By the time I got out of the intersection—I don’t really remember how I got out of the intersection, it’s a bit of a blur—I found some parking space or another and probably didn’t put any money in the meter. Hands shaking, trying to remember to bring my photo ID, I sort of stumbled into the test site wondering if I should pinch myself or did I just get into a car accident and die and release myself from this testing experience?
After that I was deathly afraid of the standardized test simply because the nerves leading up to it can put a person in mortal danger. And to be sure, this does not create a tranquil environment for answering multiple-choice questions or thinking through a critical analysis of a stated opinion.

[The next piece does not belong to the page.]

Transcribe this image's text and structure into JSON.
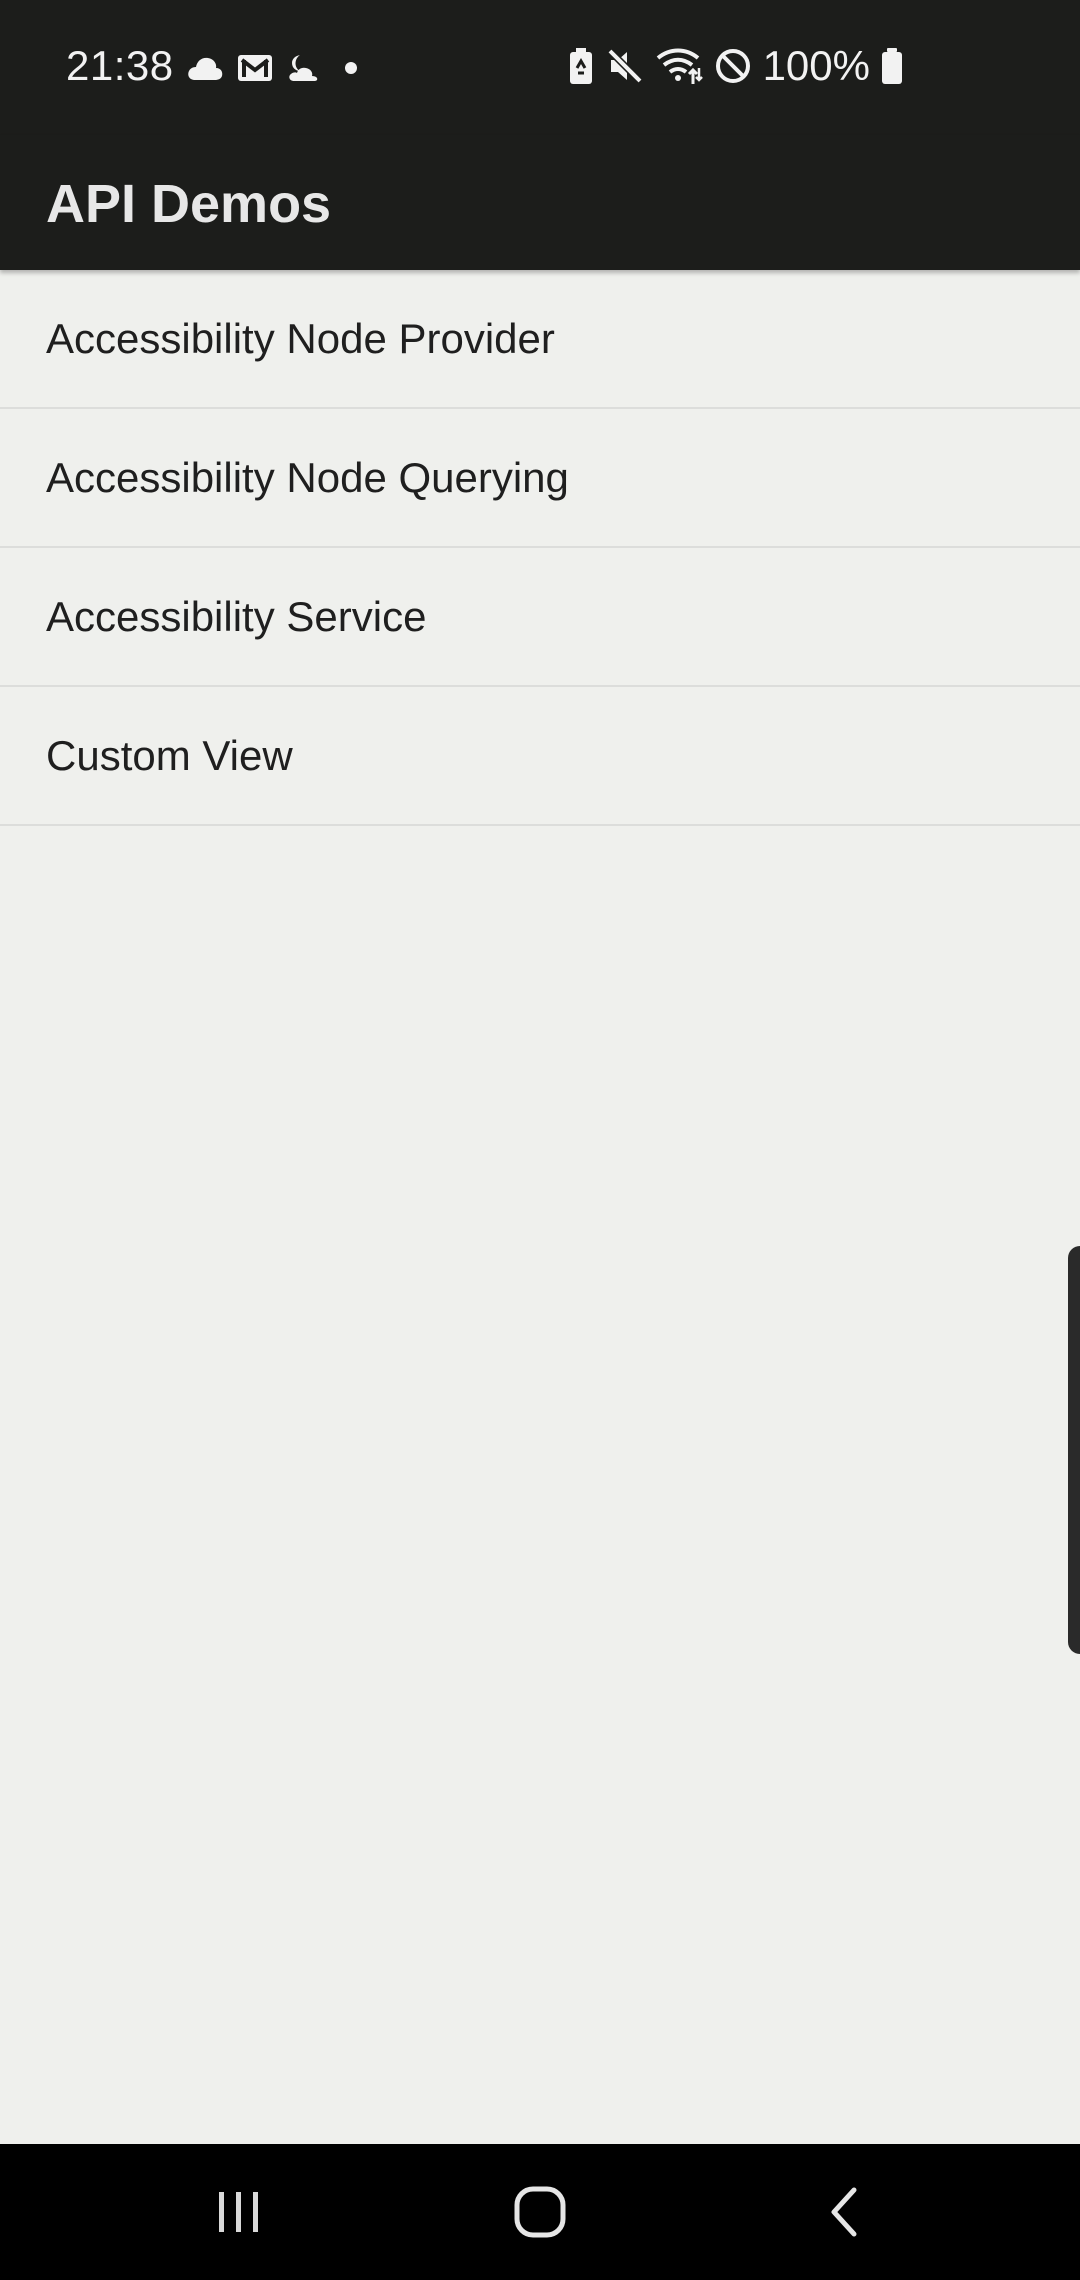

Thus my concerns about driving to take the GRE, and whether or not I would have my head screwed on straight. It’s one thing to take a standardized test as a high-school student; it’s another to take it as a grown adult who is married, with three children, and in a good place to completely avoid ever taking a standardized test again. In a way, I had hoped that this position in life—having the choice to take the test, or not—would be an asset to me, and a confidence-builder, but instead I started to cut myself down mentally, thinking to myself, “What the heck am I doing taking this test? Didn’t my IQ drop anyway?”
I’m glad it’s over. And I did pretty well.